La investigación-acción siempre busca realizar cambios en contextos y situaciones específicas. A partir de la información obtenida en el proceso de recolección y análisis de datos, puntualmente para nuestra práctica docente, hemos obtenido información que tiene potencial transformador y fines prácticos inmediatos. Pudimos examinar de manera sistemática las creencias de los estudiantes con el objetivo de realizar cambios para mejorar nuestra práctica docente en los nuevos planes de estudio. Asimismo, queremos señalar el potencial de los marcos narrativos como un valioso instrumento de recolección de datos que permite escuchar las voces y experiencias de los estudiantes.

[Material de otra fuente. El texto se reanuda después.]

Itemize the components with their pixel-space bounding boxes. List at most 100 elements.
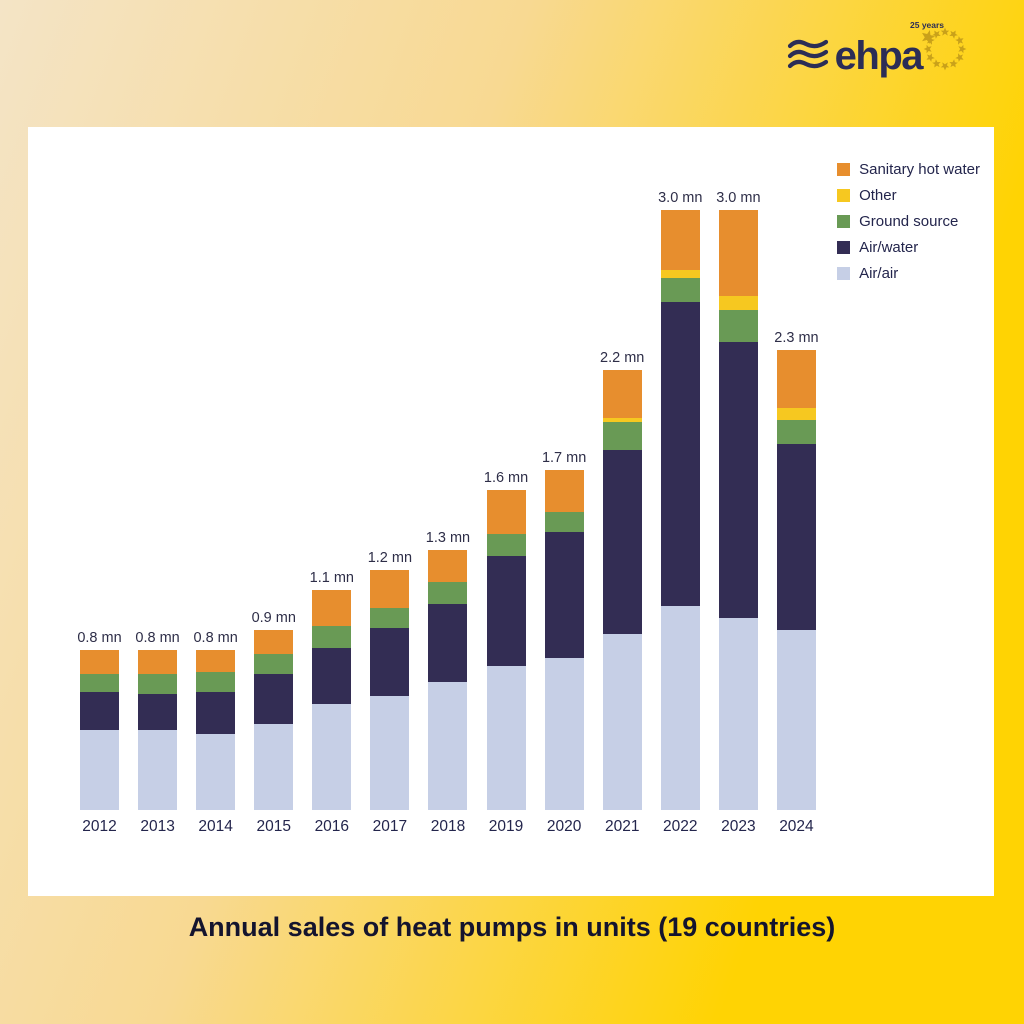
bar-segment-air-water [718,342,758,618]
bar-segment-air-air [602,634,642,810]
bar-stack [718,210,758,810]
x-axis-label: 2023 [721,818,756,835]
bar-segment-ground-source [196,672,236,692]
legend-swatch [837,189,851,202]
bar-group: 1.1 mn 2016 [310,570,354,836]
bar-segment-air-air [312,704,352,810]
chart-legend: Sanitary hot water Other Ground source Air/… [837,161,980,282]
bar-segment-air-air [776,630,816,810]
x-axis-label: 2012 [82,818,117,835]
bar-segment-sanitary-hot-water [660,210,700,270]
bar-segment-sanitary-hot-water [370,570,410,608]
bar-total-label: 3.0 mn [658,190,703,206]
bar-segment-sanitary-hot-water [718,210,758,296]
bar-group: 1.2 mn 2017 [368,550,412,836]
legend-label: Air/water [859,239,919,256]
x-axis-label: 2019 [488,818,524,835]
bar-total-label: 0.8 mn [77,630,122,646]
bar-group: 2.2 mn 2021 [600,350,644,836]
bar-segment-ground-source [718,310,758,342]
bar-group: 0.8 mn 2014 [193,630,238,836]
legend-label: Other [859,187,897,204]
bar-group: 0.8 mn 2013 [135,630,180,836]
bar-segment-ground-source [776,420,816,444]
bar-segment-air-air [718,618,758,810]
legend-item: Ground source [837,213,980,230]
bar-stack [312,590,352,810]
bar-segment-air-air [486,666,526,810]
bar-segment-sanitary-hot-water [312,590,352,626]
legend-item: Air/water [837,239,980,256]
bar-segment-air-water [80,692,119,730]
bar-total-label: 0.8 mn [193,630,238,646]
bar-total-label: 1.3 mn [425,530,471,546]
bar-total-label: 0.8 mn [135,630,180,646]
bar-segment-air-water [776,444,816,630]
bar-segment-other [602,418,642,422]
x-axis-label: 2013 [140,818,175,835]
legend-item: Other [837,187,980,204]
bar-segment-air-water [138,694,178,730]
bar-stack [370,570,410,810]
bar-segment-ground-source [428,582,468,604]
bar-segment-ground-source [486,534,526,556]
bar-group: 3.0 mn 2023 [716,190,761,836]
bar-segment-other [776,408,816,420]
bar-stack [80,650,119,810]
bar-segment-air-water [370,628,410,696]
bar-segment-air-air [428,682,468,810]
bar-total-label: 2.3 mn [774,330,819,346]
x-axis-label: 2018 [430,818,466,835]
bar-group: 1.3 mn 2018 [425,530,471,836]
bar-stack [428,550,468,810]
bar-segment-ground-source [602,422,642,450]
x-axis-label: 2022 [663,818,698,835]
bar-segment-sanitary-hot-water [254,630,294,654]
bar-segment-air-air [660,606,700,810]
bar-total-label: 0.9 mn [251,610,296,626]
bar-segment-other [660,270,700,278]
legend-swatch [837,163,851,176]
x-axis-label: 2017 [372,818,408,835]
bar-segment-sanitary-hot-water [80,650,119,674]
bar-total-label: 1.6 mn [483,470,529,486]
plot-area: 0.8 mn 2012 0.8 mn 2013 0.8 mn 2014 0.9 mn 2015… [77,190,819,836]
bar-segment-ground-source [312,626,352,648]
bar-segment-other [718,296,758,310]
bar-segment-air-air [80,730,119,810]
stars-block: 25 years [910,20,972,76]
legend-swatch [837,215,851,228]
legend-label: Sanitary hot water [859,161,980,178]
bar-segment-air-water [544,532,584,658]
bar-stack [486,490,526,810]
bar-stack [196,650,236,810]
legend-label: Ground source [859,213,959,230]
bar-total-label: 3.0 mn [716,190,761,206]
bar-segment-sanitary-hot-water [138,650,178,674]
bar-stack [776,350,816,810]
x-axis-label: 2020 [546,818,582,835]
legend-item: Sanitary hot water [837,161,980,178]
bar-segment-ground-source [80,674,119,692]
bar-segment-air-water [602,450,642,634]
bar-group: 3.0 mn 2022 [658,190,703,836]
bar-segment-ground-source [544,512,584,532]
bar-segment-air-water [312,648,352,704]
bar-segment-sanitary-hot-water [602,370,642,418]
x-axis-label: 2016 [314,818,350,835]
x-axis-label: 2014 [198,818,233,835]
brand-text: ehpa [834,34,924,78]
bar-segment-air-water [254,674,294,724]
legend-swatch [837,267,851,280]
chart-card: Sanitary hot water Other Ground source Air/… [28,127,994,896]
chart-caption: Annual sales of heat pumps in units (19 … [188,912,836,942]
bar-group: 0.8 mn 2012 [77,630,122,836]
bar-group: 1.6 mn 2019 [483,470,529,836]
bar-segment-air-air [370,696,410,810]
bar-stack [602,370,642,810]
legend-swatch [837,241,851,254]
bar-group: 0.9 mn 2015 [251,610,296,836]
x-axis-label: 2015 [256,818,291,835]
bar-segment-air-air [196,734,236,810]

Ciertamente han aportado información relevante para orientar nuestras decisiones y de este modo realizar reformas estructuradas (Hernández Sampieri et al., 2014) en las materias Inglés Profesional I e Inglés Profesional II de los nuevos planes de estudio.

Por último, si bien el enfoque de investigación-acción se centra en prácticas locales (Hernández Sampieri et al., 2014) y, por lo tanto, los resultados obtenidos dependen del contexto y no son generalizables (Mackey y Gass, 2005), creemos que la acción que implementamos ha arrojado información iluminadora sobre las creencias de los estudiantes. Por lo tanto, consideramos que otros docentes en cursos de IFE podrían aplicar, en otros campos disciplinares y en otras instituciones, la experiencia pedagógica socializada en este trabajo.